原来…我的手,可以这样用。
原来不用忍,不用解释,不用自证清白。
小以初没再看那对僵住的男女,转身一把拉起旁边的陆沉。
“走了。”
经过裴予迟身边时,她停下一字一句:
“裴予迟,管好你的人。”
“再惹我,”她侧过头,“下次挨巴掌的,就是你。”
走出清吧,夜风一吹。
我脑子里那根绷了太久的弦,好像断了。
又好像有什么新的东西,正在野蛮生长。
陆沉忽然笑了,摇摇头,眼神亮得惊人:
“下次有这种热闹,记得还叫我。”
我踩着夜色回家,脚步是前所未有的轻快。
原来,反抗的滋味是会上瘾的。
第二天一早砸门声像追命鼓。
小以初顶着一头乱发拉开门的瞬间,我妈那张铁青的脸就怼了进来。
“顾以初!你昨晚干了什么好事!”她的声音尖利得能划破玻璃,“你当众让小裴下不来台,还打人?你疯了吗!”
我的意识里瞬间绷紧,熟悉的窒息感勒住了喉咙。
小以初却只是挠了挠耳朵,语气懒洋洋的:“哦,他告状还挺快。那你应该知道,他先跟别的女人勾肩搭背,那女的还碰瓷我。”

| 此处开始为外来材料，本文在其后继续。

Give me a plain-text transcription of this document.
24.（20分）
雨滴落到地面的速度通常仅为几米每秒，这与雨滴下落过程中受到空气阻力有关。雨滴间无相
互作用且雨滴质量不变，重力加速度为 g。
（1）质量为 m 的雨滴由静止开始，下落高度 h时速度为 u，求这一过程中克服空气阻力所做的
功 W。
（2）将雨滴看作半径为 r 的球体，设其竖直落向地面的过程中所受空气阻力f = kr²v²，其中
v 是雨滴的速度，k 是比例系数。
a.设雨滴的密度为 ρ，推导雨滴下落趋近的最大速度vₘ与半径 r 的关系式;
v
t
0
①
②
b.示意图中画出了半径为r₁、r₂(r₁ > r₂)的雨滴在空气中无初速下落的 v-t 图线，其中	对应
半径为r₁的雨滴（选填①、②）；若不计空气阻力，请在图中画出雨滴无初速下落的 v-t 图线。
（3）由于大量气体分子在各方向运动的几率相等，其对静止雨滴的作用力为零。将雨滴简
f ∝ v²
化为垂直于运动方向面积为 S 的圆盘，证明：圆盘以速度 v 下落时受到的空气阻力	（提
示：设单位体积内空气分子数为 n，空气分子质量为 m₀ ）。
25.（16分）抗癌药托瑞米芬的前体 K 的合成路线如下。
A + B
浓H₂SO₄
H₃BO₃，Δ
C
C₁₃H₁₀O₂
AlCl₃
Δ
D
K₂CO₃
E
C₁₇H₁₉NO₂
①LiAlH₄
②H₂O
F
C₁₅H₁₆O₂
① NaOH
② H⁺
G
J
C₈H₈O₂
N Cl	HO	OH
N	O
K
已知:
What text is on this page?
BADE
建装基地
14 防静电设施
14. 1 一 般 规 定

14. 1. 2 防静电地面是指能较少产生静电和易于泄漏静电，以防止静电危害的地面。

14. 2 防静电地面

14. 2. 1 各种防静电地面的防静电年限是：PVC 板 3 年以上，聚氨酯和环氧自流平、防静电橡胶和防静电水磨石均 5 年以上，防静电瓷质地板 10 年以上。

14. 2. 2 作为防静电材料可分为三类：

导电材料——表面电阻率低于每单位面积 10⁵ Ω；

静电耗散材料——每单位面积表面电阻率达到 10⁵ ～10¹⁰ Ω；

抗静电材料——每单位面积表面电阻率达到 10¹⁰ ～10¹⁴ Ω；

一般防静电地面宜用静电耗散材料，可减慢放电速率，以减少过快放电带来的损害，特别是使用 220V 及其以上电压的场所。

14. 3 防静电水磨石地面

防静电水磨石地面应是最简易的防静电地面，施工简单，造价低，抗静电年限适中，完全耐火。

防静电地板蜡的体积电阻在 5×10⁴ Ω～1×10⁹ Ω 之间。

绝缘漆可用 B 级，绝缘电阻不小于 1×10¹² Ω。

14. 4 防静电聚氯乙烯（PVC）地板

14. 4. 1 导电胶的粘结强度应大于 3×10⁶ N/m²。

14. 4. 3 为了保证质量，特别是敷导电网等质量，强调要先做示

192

“那又怎么样!”我妈一屁股坐在我小小的沙发上,“小裴都跟我说了,就是普通同事喝一杯!你心眼别那么小!他都跟你谈了七年了,还能跑了不成?”
她越说越激动,唾沫星子几乎喷出来:“你都三十了!不是小女孩了!挑挑拣拣,你还想找个什么样的?啊?将就一下怎么了?能过日子不就行了!”
“将就?”小以初重复了一遍这两个字,忽然笑了。
那笑容里没一点温度。
她走到我妈面前,平视着这个为我的“婚事”急白了头发的女人,一字一句地问:
“妈,在你眼里,你亲闺女我就这么不值钱?非得找个垃圾将就?”
我妈被她问得一怔,张口想反驳。
“我是人,不是货。”小以初没给她机会,“更不是快过期的清仓大处理、打折贱卖的货!”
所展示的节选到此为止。